Alicia Lopez worked at a local brewery before the COVID-19 pandemic hit. She was laid off once the virus forced local businesses to shut. She was then re-hired when the brewery reopened, and laid off again when a spike forced another closure.

Tired of the rollercoaster, Alicia decided it was time to pursue a new career. As the parent of a child who’s in special education, she’d seen the importance of this program and wanted to become a special education teacher herself. Luckily, a friend told her about CNM’s Special Education Teacher Training (SETT) program so she enrolled and is set to graduate in December.

“My son has dyslexia and has received special education services through APS. Seeing how interventions have helped him improve academically convinced me that this is what I want to do,” Alicia says. “Now he reads above grade-level and is an honor roll student."

The SETT program is a collaboration between Albuquerque Public Schools (APS), CNM, and the Albuquerque Teachers Federation (ATF), and is designed to prepare teachers like Alicia with on-the-ground training from day one. Students must have a Bachelor’s degree already, and during their first term they get to teach four days a week in an APS classroom alongside a lead teacher. They also attend CNM classes one day a week, all while receiving a teacher’s entry-level salary. 

During the second term, students like Alicia continue to take CNM classes and are usually given their own classroom while being supported by their lead teacher and staff from CNM. But because SETT is now fully online, Alicia says she’s had two terms of co-teaching and will get her own classroom in the fall. Right now she’s co-teaching English Language Arts for special education students at Albuquerque High School.   

“I’d be lying if I said that it was not challenging to teach online,” Alicia says. “The hardest part is not interacting with the students. There is a lot of community building that can’t happen virtually and some behaviors that we can’t see. That said, I’ve had tremendous support from everyone including the instructors at CNM, APS, and the other students in my cohort.”

Kelley Peters, who runs the SETT program at CNM, says the program’s structure has a very intentional design. At any one time, APS usually has over 100 vacancies for special education teachers because the burnout rate is high. She says SETT aims to not only help fill those vacancies but also slow the burnout rate by better preparing new teachers while simultaneously providing the financial support they need to enter the field. 

“We’re trying to facilitate their entry into the profession so they have the support and network they need to get through the tough times and so that they have their feet firmly underneath them,” Kelley says.  

Once she graduates, Alicia hopes to get a full-time special education job with APS. She also plans to pursue her Master’s in Special Education.
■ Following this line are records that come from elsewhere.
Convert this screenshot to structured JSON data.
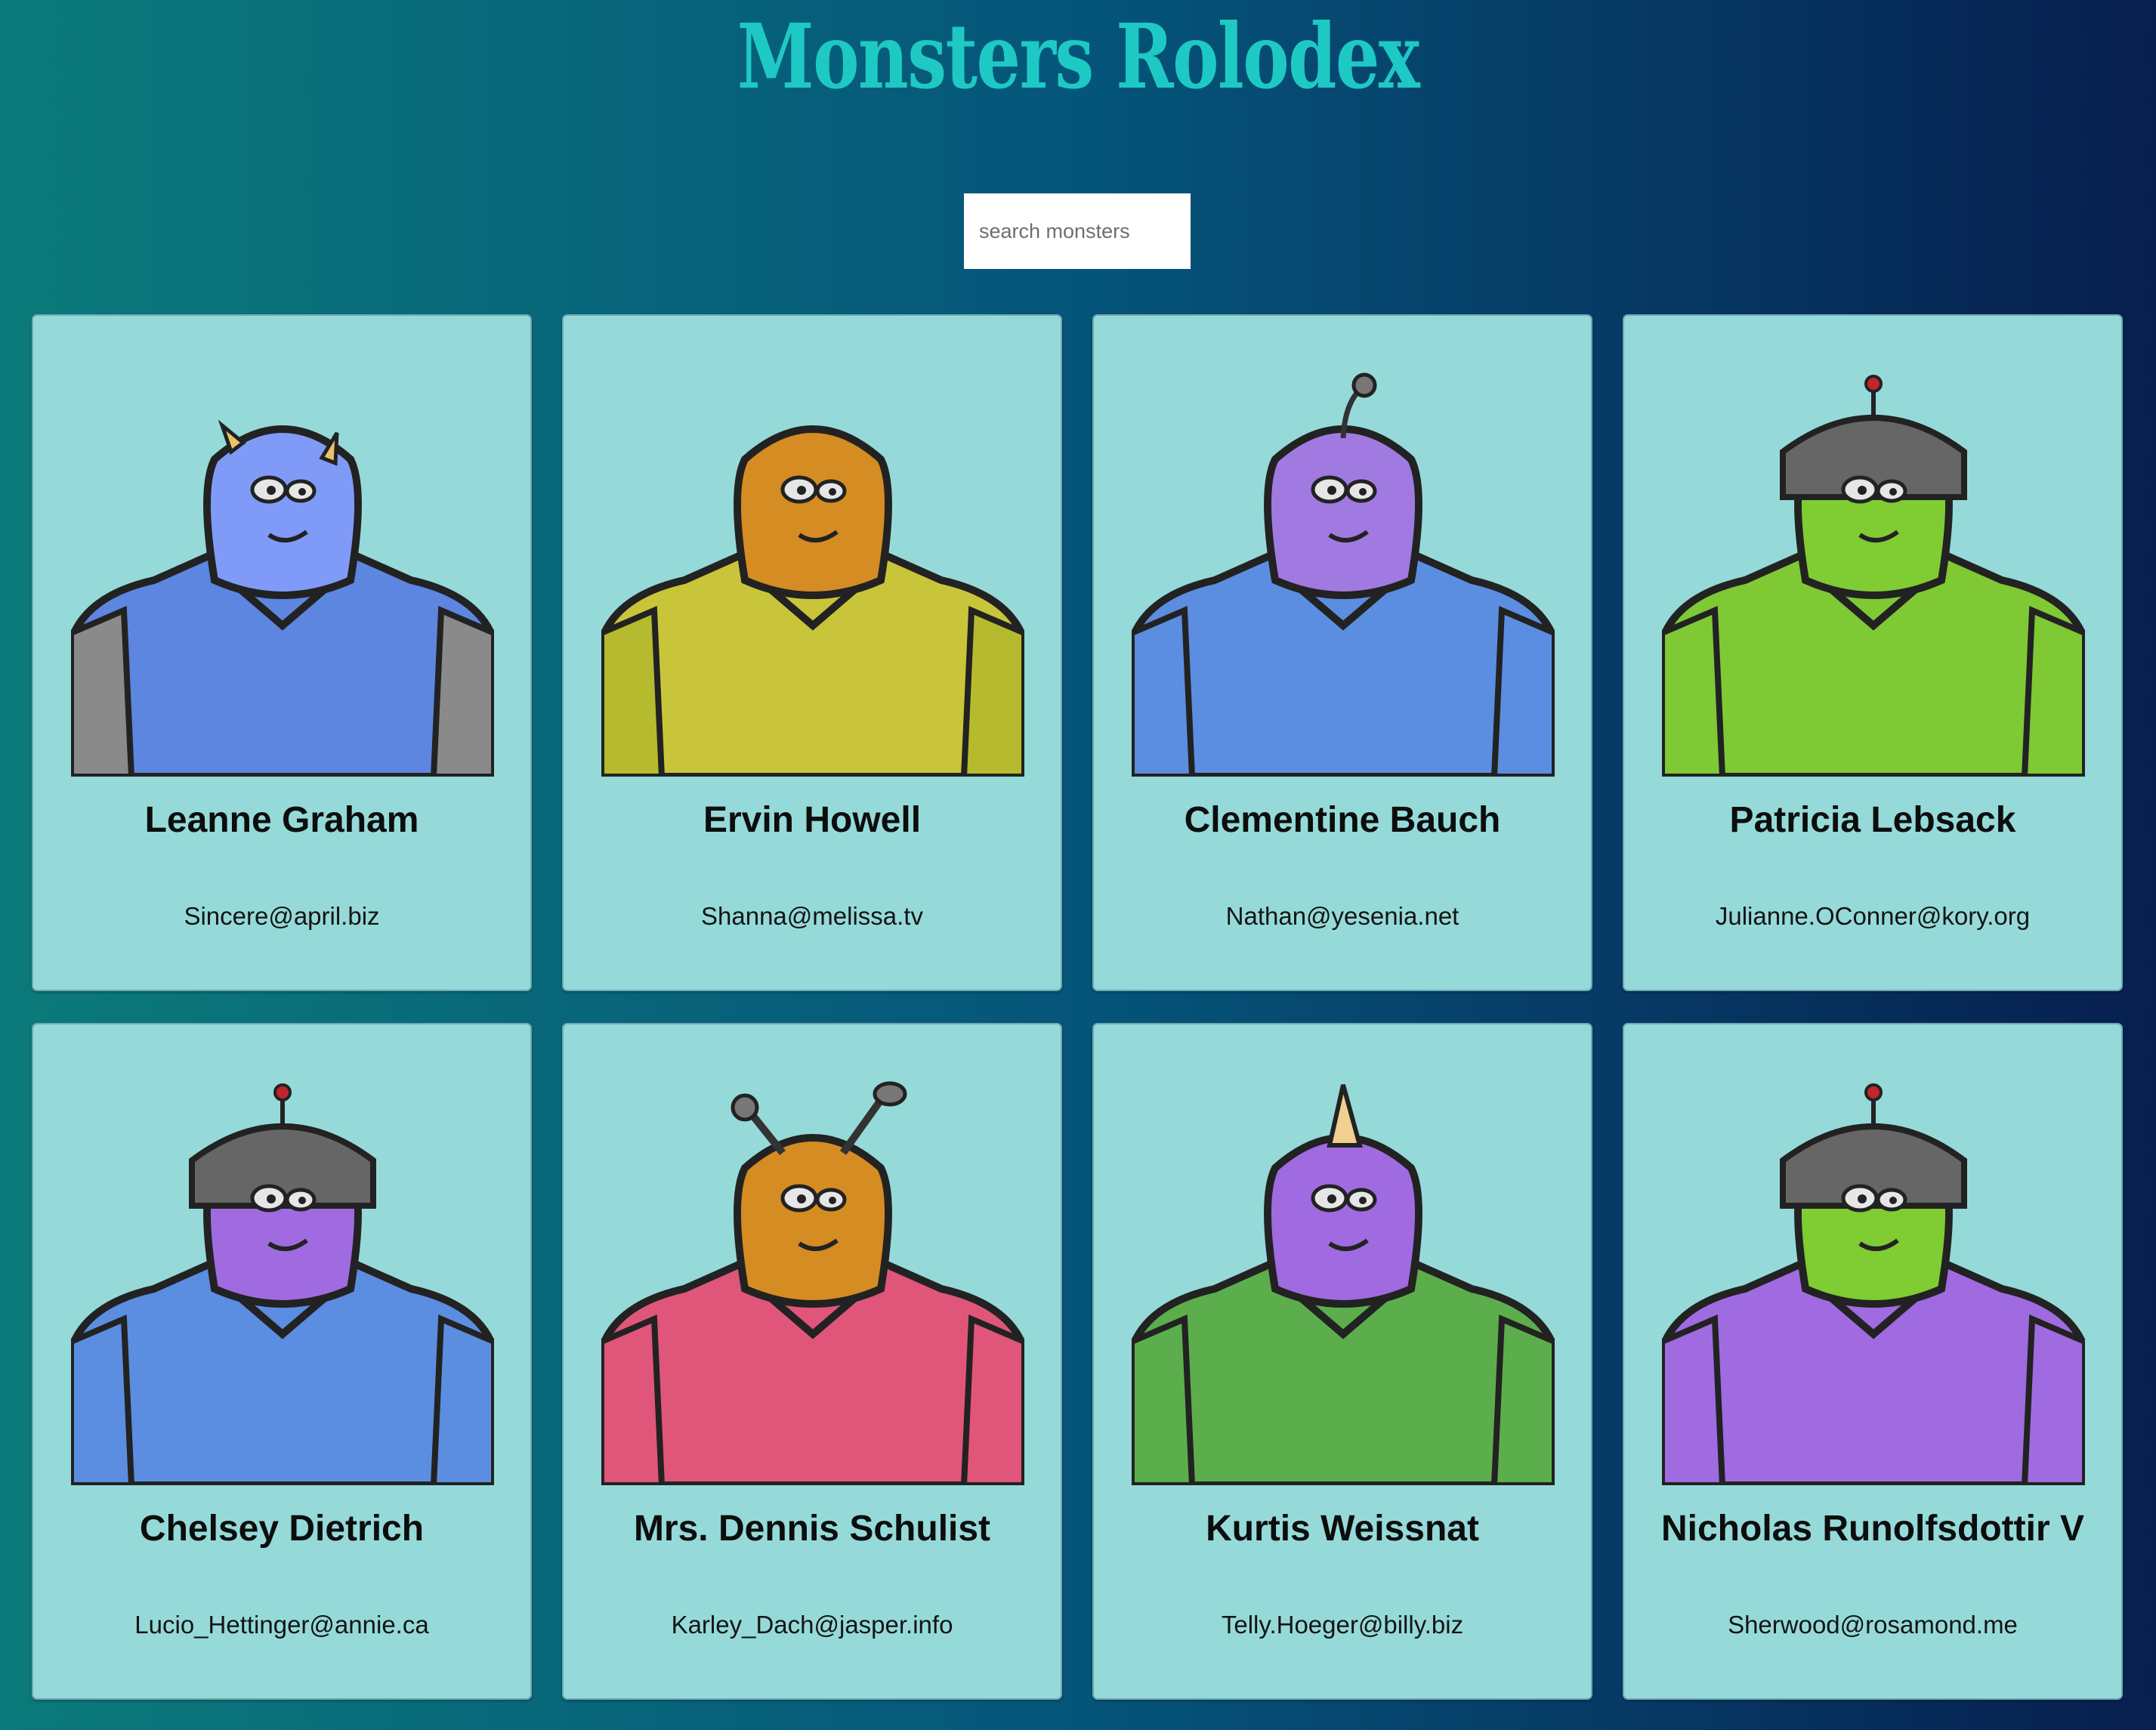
{
  "header": {
    "title": "Monsters Rolodex"
  },
  "search": {
    "placeholder": "search monsters"
  },
  "monsters": [
    {
      "name": "Leanne Graham",
      "email": "Sincere@april.biz",
      "head": "#7f9bf7",
      "body": "#5d86e0",
      "shoulder": "#8a8a8a",
      "accent": "#e9c36c",
      "feature": "horns"
    },
    {
      "name": "Ervin Howell",
      "email": "Shanna@melissa.tv",
      "head": "#d58c22",
      "body": "#c9c53a",
      "shoulder": "#b6ba2e",
      "accent": "#2a2a2a",
      "feature": "none"
    },
    {
      "name": "Clementine Bauch",
      "email": "Nathan@yesenia.net",
      "head": "#a07ae0",
      "body": "#5b8ee0",
      "shoulder": "#5b8ee0",
      "accent": "#555555",
      "feature": "antenna"
    },
    {
      "name": "Patricia Lebsack",
      "email": "Julianne.OConner@kory.org",
      "head": "#7fcc33",
      "body": "#7fc935",
      "shoulder": "#7fc935",
      "accent": "#666666",
      "feature": "helmet"
    },
    {
      "name": "Chelsey Dietrich",
      "email": "Lucio_Hettinger@annie.ca",
      "head": "#a06be0",
      "body": "#5b8ee0",
      "shoulder": "#5b8ee0",
      "accent": "#666666",
      "feature": "helmet"
    },
    {
      "name": "Mrs. Dennis Schulist",
      "email": "Karley_Dach@jasper.info",
      "head": "#d58c22",
      "body": "#e0567a",
      "shoulder": "#e0567a",
      "accent": "#555555",
      "feature": "antennae"
    },
    {
      "name": "Kurtis Weissnat",
      "email": "Telly.Hoeger@billy.biz",
      "head": "#a06be0",
      "body": "#5cae4c",
      "shoulder": "#5cae4c",
      "accent": "#f0cf90",
      "feature": "horn"
    },
    {
      "name": "Nicholas Runolfsdottir V",
      "email": "Sherwood@rosamond.me",
      "head": "#7fcc33",
      "body": "#a06be0",
      "shoulder": "#a06be0",
      "accent": "#666666",
      "feature": "helmet"
    }
  ]
}
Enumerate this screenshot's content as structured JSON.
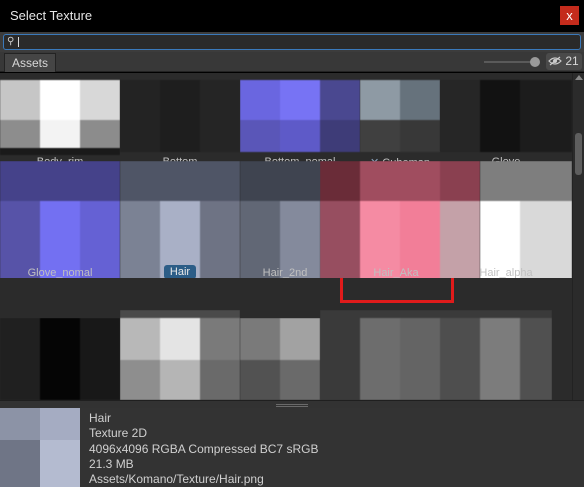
{
  "window": {
    "title": "Select Texture",
    "close_label": "x"
  },
  "search": {
    "value": "",
    "placeholder": ""
  },
  "tabs": {
    "assets_label": "Assets",
    "item_count": "21"
  },
  "assets": [
    {
      "name": "Body_rim",
      "selected": false,
      "icon": null
    },
    {
      "name": "Bottom",
      "selected": false,
      "icon": null
    },
    {
      "name": "Bottom_nomal",
      "selected": false,
      "icon": null
    },
    {
      "name": "Cubemap",
      "selected": false,
      "icon": "cubemap-icon"
    },
    {
      "name": "Glove",
      "selected": false,
      "icon": null
    },
    {
      "name": "Glove_nomal",
      "selected": false,
      "icon": null
    },
    {
      "name": "Hair",
      "selected": true,
      "icon": null
    },
    {
      "name": "Hair_2nd",
      "selected": false,
      "icon": null
    },
    {
      "name": "Hair_Aka",
      "selected": false,
      "icon": null,
      "highlighted": true
    },
    {
      "name": "Hair_alpha",
      "selected": false,
      "icon": null
    }
  ],
  "preview": {
    "name": "Hair",
    "type": "Texture 2D",
    "format": "4096x4096  RGBA Compressed BC7 sRGB",
    "size": "21.3 MB",
    "path": "Assets/Komano/Texture/Hair.png"
  },
  "colors": {
    "selection": "#2c5d87",
    "search_border": "#3a79bb",
    "annotation_red": "#e01b1b",
    "close": "#c42b1c"
  }
}
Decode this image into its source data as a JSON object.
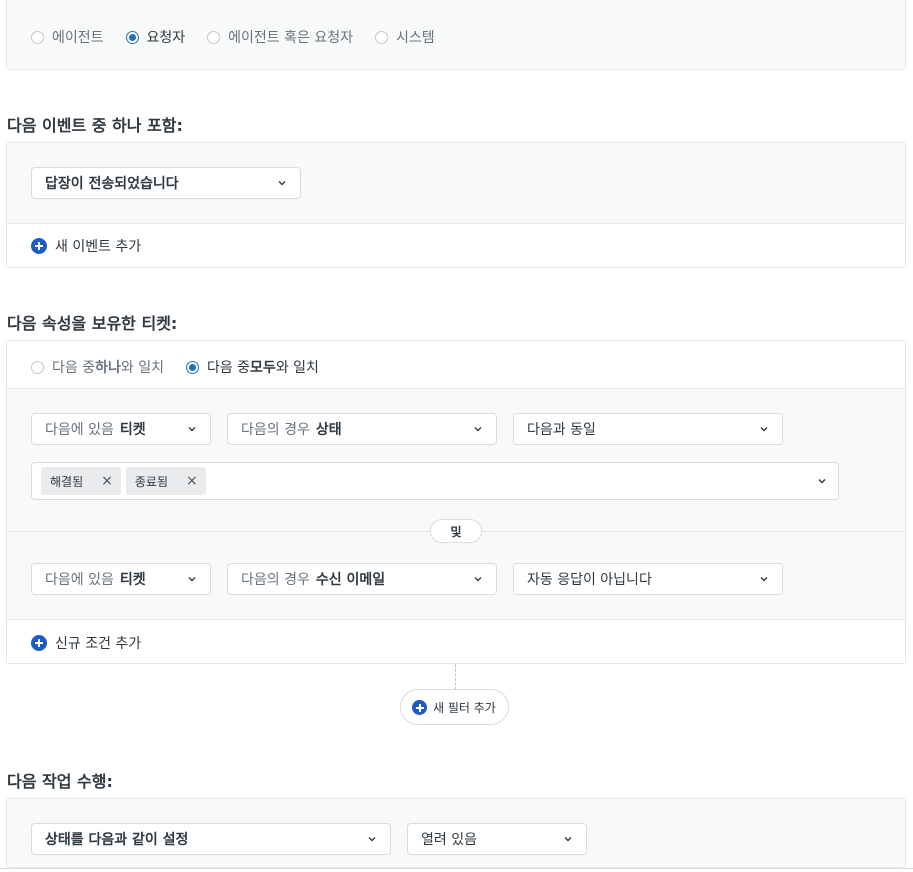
{
  "requester_scope": {
    "options": [
      "에이전트",
      "요청자",
      "에이전트 혹은 요청자",
      "시스템"
    ],
    "selected": "요청자"
  },
  "events_section": {
    "heading": "다음 이벤트 중 하나 포함:",
    "event_select": "답장이 전송되었습니다",
    "add_event_label": "새 이벤트 추가"
  },
  "tickets_section": {
    "heading": "다음 속성을 보유한 티켓:",
    "match_any_label_pre": "다음 중 ",
    "match_any_label_bold": "하나",
    "match_any_label_post": "와 일치",
    "match_all_label_pre": "다음 중 ",
    "match_all_label_bold": "모두",
    "match_all_label_post": "와 일치",
    "match_selected": "all",
    "condition1": {
      "object_pre": "다음에 있음",
      "object_val": "티켓",
      "field_pre": "다음의 경우",
      "field_val": "상태",
      "operator": "다음과 동일",
      "values": [
        "해결됨",
        "종료됨"
      ]
    },
    "and_label": "및",
    "condition2": {
      "object_pre": "다음에 있음",
      "object_val": "티켓",
      "field_pre": "다음의 경우",
      "field_val": "수신 이메일",
      "operator": "자동 응답이 아닙니다"
    },
    "add_condition_label": "신규 조건 추가"
  },
  "add_filter_label": "새 필터 추가",
  "actions_section": {
    "heading": "다음 작업 수행:",
    "action_select": "상태를 다음과 같이 설정",
    "value_select": "열려 있음"
  },
  "colors": {
    "accent": "#1f73b7",
    "plus_icon": "#1f5bc4",
    "panel_bg": "#f8f9f9",
    "border": "#d8dcde"
  }
}
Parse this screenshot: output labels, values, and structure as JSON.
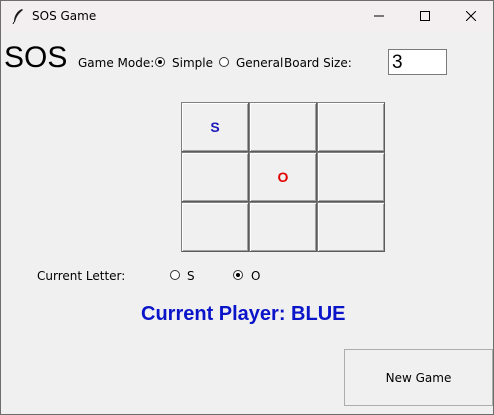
{
  "window": {
    "title": "SOS Game"
  },
  "header": {
    "logo": "SOS",
    "game_mode_label": "Game Mode:",
    "modes": [
      {
        "label": "Simple",
        "checked": true
      },
      {
        "label": "General",
        "checked": false
      }
    ],
    "board_size_label": "Board Size:",
    "board_size_value": "3"
  },
  "board": {
    "rows": 3,
    "cols": 3,
    "cells": [
      [
        {
          "letter": "S",
          "color": "#1a1ab8"
        },
        {
          "letter": "",
          "color": ""
        },
        {
          "letter": "",
          "color": ""
        }
      ],
      [
        {
          "letter": "",
          "color": ""
        },
        {
          "letter": "O",
          "color": "#e00000"
        },
        {
          "letter": "",
          "color": ""
        }
      ],
      [
        {
          "letter": "",
          "color": ""
        },
        {
          "letter": "",
          "color": ""
        },
        {
          "letter": "",
          "color": ""
        }
      ]
    ]
  },
  "letter_select": {
    "label": "Current Letter:",
    "options": [
      {
        "label": "S",
        "checked": false
      },
      {
        "label": "O",
        "checked": true
      }
    ]
  },
  "status": {
    "current_player": "Current Player: BLUE",
    "color": "#0a14c9"
  },
  "actions": {
    "new_game_label": "New Game"
  }
}
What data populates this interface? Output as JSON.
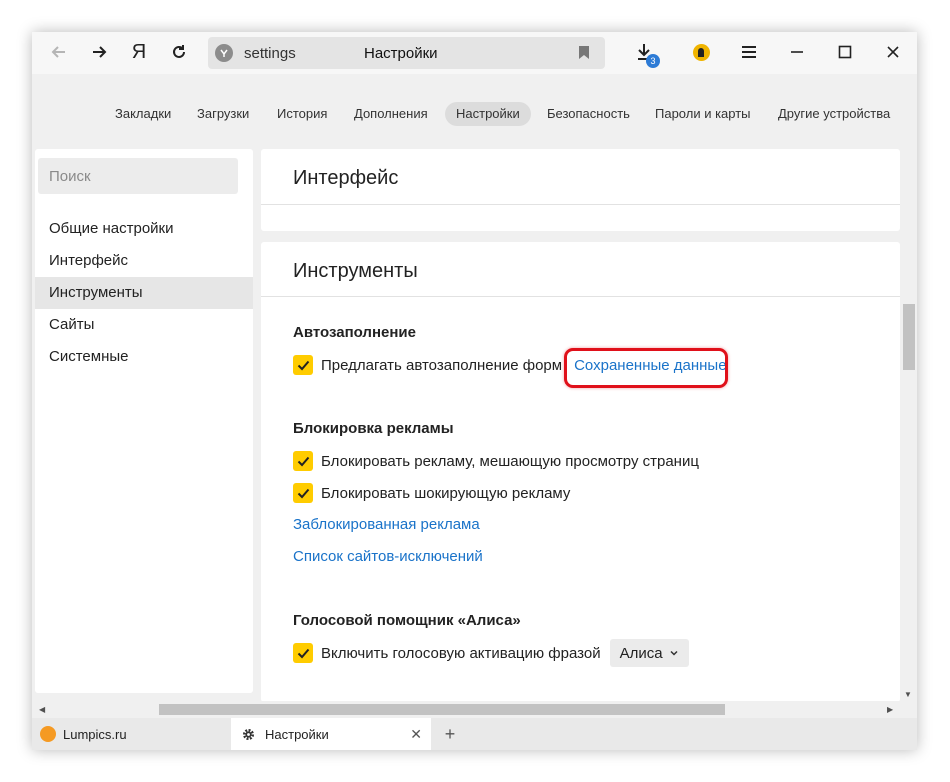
{
  "toolbar": {
    "back_icon": "arrow-left-icon",
    "forward_icon": "arrow-right-icon",
    "yandex_logo": "Я",
    "reload_icon": "reload-icon",
    "address_url": "settings",
    "address_title": "Настройки",
    "bookmark_icon": "bookmark-icon",
    "downloads_icon": "download-icon",
    "downloads_count": "3",
    "alice_icon": "alice-icon",
    "menu_icon": "hamburger-icon",
    "minimize_icon": "minimize-icon",
    "maximize_icon": "maximize-icon",
    "close_icon": "close-icon"
  },
  "topnav": {
    "tabs": [
      {
        "label": "Закладки",
        "active": false
      },
      {
        "label": "Загрузки",
        "active": false
      },
      {
        "label": "История",
        "active": false
      },
      {
        "label": "Дополнения",
        "active": false
      },
      {
        "label": "Настройки",
        "active": true
      },
      {
        "label": "Безопасность",
        "active": false
      },
      {
        "label": "Пароли и карты",
        "active": false
      },
      {
        "label": "Другие устройства",
        "active": false
      }
    ]
  },
  "sidebar": {
    "search_placeholder": "Поиск",
    "items": [
      {
        "label": "Общие настройки",
        "active": false
      },
      {
        "label": "Интерфейс",
        "active": false
      },
      {
        "label": "Инструменты",
        "active": true
      },
      {
        "label": "Сайты",
        "active": false
      },
      {
        "label": "Системные",
        "active": false
      }
    ]
  },
  "main": {
    "interface_title": "Интерфейс",
    "tools_title": "Инструменты",
    "autofill": {
      "heading": "Автозаполнение",
      "option_label": "Предлагать автозаполнение форм",
      "option_checked": true,
      "link": "Сохраненные данные"
    },
    "adblock": {
      "heading": "Блокировка рекламы",
      "option1_label": "Блокировать рекламу, мешающую просмотру страниц",
      "option1_checked": true,
      "option2_label": "Блокировать шокирующую рекламу",
      "option2_checked": true,
      "link1": "Заблокированная реклама",
      "link2": "Список сайтов-исключений"
    },
    "alice": {
      "heading": "Голосовой помощник «Алиса»",
      "option_label": "Включить голосовую активацию фразой",
      "option_checked": true,
      "select_value": "Алиса"
    }
  },
  "tabs": [
    {
      "label": "Lumpics.ru",
      "icon": "orange-favicon-icon",
      "active": false
    },
    {
      "label": "Настройки",
      "icon": "gear-icon",
      "active": true
    }
  ],
  "new_tab_label": "+",
  "colors": {
    "checkbox": "#ffcc00",
    "link": "#1a73c9",
    "highlight": "#e0101a",
    "badge": "#2d7bd6"
  }
}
Her Bachelor’s degree is in Visual Arts and she ultimately wants to find innovative ways to use art while working with special education students. 

"I’ve seen many times how art can help all students with various exceptionalities, from an intellectual disability to an emotional disturbance to dyslexia,” she says. “Providing multisensory content and resources through art makes the information more accessible to everyone.”